The store is located in the street that leads from the main square to the station square.

(I'm not sure, if "in the street" is correct English, I'm not an English native speaker, but I know for sure, that »in der Straße« is best German in such a context.)

In der Straße der Schwalben (book)
Mord in der Straße des 29. November (book)
Das unheimliche Haus in der Straße (book)
Menschen in der Straße (painting)

movements related to streets

In German you distinguish two kinds of movements: Movements inside a certain area and movements towards a target. This is important to decide the correct grammatical case for Wechselpräpositionen, but here it's also important to decide the correct preposition:

  • Movements, where you don't enter or leave the street:

    Walter fuhr mit seinem Lastwagen auf der alten Schotterstraße.
    Walter drove his truck on the old gravel road.

    You take auf here, because you are talking about the material of the surface of the street.

    Walter fuhr mit seinem Lastwagen durch die Hauptstraße.
    Walter drove his truck through the main street.

    You use »durch« when you talk about the space above the surface.

  • Movements that start somewhere else and end in a specific street

    Sabine bog in die Schillerstraße ab.
    Sabine turned into Schillerstraße.

    Before the turn begun, Sabine was on another street (not on Schillerstraße), but after the turn she was in this street. And because we didn't talk about the surface, but about the space above the surface, we use »in«.

    Sabine bog auf die alte Schotterstraße ab.
    Sabine turned off onto the old gravel road.

    Here we talk about the surface, so, »auf« is the best choice.

In your case, we are talking about a movement from somewhere else to a specific target, and we are not talking about properties of the surface, so the correct preposition is »in« (and the correct grammatical case is accusative case).


In your example, I would use "auf", to avoid word repetition of "in". However, I would instead say: "Nach 200m in die Godostraße abbiegen".

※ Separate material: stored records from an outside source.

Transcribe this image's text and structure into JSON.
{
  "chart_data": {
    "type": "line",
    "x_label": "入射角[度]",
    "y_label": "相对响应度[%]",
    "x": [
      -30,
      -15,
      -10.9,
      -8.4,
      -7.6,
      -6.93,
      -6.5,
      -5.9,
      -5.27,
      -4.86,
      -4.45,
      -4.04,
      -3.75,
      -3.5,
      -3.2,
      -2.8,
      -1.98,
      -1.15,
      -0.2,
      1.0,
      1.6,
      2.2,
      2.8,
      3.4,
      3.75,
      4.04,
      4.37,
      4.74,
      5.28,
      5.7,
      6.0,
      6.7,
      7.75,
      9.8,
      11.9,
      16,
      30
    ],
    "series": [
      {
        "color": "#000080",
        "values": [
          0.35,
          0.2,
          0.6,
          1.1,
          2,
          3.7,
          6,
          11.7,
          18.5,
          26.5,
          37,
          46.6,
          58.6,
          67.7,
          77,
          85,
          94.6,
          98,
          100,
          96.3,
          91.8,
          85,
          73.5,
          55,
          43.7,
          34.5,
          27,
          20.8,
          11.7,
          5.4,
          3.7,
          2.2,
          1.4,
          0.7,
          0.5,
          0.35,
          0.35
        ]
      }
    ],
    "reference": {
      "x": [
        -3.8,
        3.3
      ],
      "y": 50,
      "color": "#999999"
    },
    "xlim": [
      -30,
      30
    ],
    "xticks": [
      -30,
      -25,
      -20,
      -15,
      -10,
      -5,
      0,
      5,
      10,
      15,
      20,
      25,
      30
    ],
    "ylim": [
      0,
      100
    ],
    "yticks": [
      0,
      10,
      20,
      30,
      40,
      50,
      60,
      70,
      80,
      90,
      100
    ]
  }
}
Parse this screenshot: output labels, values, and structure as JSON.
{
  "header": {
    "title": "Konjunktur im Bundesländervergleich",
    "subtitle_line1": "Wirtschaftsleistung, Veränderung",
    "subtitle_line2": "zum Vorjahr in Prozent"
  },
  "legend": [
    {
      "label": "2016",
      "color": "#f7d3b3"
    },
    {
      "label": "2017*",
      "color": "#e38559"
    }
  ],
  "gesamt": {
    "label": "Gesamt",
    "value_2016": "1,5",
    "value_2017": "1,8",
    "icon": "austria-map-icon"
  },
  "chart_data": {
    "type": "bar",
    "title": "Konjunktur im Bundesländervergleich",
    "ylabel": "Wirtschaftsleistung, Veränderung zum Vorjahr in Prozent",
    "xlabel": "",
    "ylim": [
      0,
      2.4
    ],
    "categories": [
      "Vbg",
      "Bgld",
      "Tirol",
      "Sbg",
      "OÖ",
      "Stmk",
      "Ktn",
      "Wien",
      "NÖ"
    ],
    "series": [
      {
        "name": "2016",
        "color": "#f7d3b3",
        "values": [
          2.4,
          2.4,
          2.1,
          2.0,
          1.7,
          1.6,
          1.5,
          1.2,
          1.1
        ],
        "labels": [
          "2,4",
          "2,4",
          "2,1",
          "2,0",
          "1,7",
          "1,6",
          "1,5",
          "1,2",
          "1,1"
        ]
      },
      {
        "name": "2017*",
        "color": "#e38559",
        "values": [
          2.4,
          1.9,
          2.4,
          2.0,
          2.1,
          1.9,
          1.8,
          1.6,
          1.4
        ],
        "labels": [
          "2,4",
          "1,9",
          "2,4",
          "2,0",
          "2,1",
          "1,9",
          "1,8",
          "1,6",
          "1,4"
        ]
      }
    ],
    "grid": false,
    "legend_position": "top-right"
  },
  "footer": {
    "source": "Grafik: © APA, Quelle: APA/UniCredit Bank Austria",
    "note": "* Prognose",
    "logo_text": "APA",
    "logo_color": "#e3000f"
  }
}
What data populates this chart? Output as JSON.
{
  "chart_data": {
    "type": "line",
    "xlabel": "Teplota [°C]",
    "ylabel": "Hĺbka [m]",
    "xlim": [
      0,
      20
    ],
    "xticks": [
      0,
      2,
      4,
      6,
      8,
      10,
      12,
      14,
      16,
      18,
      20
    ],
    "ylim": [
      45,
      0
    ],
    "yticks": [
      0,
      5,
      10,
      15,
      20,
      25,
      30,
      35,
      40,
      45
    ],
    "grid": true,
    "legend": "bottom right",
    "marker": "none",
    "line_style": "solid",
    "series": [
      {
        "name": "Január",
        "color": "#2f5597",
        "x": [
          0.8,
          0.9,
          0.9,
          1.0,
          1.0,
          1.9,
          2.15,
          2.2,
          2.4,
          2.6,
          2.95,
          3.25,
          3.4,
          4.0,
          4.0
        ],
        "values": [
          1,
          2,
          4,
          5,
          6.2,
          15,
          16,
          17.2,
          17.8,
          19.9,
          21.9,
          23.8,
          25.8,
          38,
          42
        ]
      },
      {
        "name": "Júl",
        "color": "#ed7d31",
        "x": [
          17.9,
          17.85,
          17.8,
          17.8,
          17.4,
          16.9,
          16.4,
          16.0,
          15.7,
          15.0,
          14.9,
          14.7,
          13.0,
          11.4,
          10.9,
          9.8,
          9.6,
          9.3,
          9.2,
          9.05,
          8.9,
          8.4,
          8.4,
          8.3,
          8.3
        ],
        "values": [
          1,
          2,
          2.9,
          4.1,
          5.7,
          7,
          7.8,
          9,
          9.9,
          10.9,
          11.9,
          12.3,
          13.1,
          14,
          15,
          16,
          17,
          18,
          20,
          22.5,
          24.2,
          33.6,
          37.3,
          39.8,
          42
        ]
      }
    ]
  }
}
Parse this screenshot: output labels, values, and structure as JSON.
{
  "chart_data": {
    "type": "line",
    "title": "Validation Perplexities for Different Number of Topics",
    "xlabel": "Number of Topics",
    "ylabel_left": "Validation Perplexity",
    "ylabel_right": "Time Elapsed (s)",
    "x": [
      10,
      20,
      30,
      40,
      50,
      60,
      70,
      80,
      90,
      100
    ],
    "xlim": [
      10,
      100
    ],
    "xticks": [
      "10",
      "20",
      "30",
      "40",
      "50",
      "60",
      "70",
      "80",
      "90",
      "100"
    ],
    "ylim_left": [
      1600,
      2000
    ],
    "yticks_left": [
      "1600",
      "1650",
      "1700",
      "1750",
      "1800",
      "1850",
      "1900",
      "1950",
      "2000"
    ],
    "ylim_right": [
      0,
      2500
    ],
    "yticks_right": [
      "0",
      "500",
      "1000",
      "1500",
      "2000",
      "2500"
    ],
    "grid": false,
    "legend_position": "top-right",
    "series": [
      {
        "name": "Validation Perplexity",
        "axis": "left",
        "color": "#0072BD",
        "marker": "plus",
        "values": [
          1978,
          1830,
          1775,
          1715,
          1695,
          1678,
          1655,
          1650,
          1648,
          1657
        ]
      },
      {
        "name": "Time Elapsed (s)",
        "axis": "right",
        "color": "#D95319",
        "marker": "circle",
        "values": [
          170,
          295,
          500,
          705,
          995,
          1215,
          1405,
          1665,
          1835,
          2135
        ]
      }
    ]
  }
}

For my language feeling, "auf die Straße abbiegen" somehow suggests that the street I'm joing in, is something larger, like a highway. For instance, with "Autobahn" I would always say "auf". For a "Schnellstraße", I think "in" and "auf" both work well. If I'm going FROM a large street TO a secculded small street, "in" sounds better.


They are both fine and synonymous. I just tried different navigation systems (OsmAnd, Google Maps, Bing Maps, the navigation options on openstreetmap.org) and they all seem to say "auf", so at least in the context of navigation system announcements, "auf" seems to be common usage.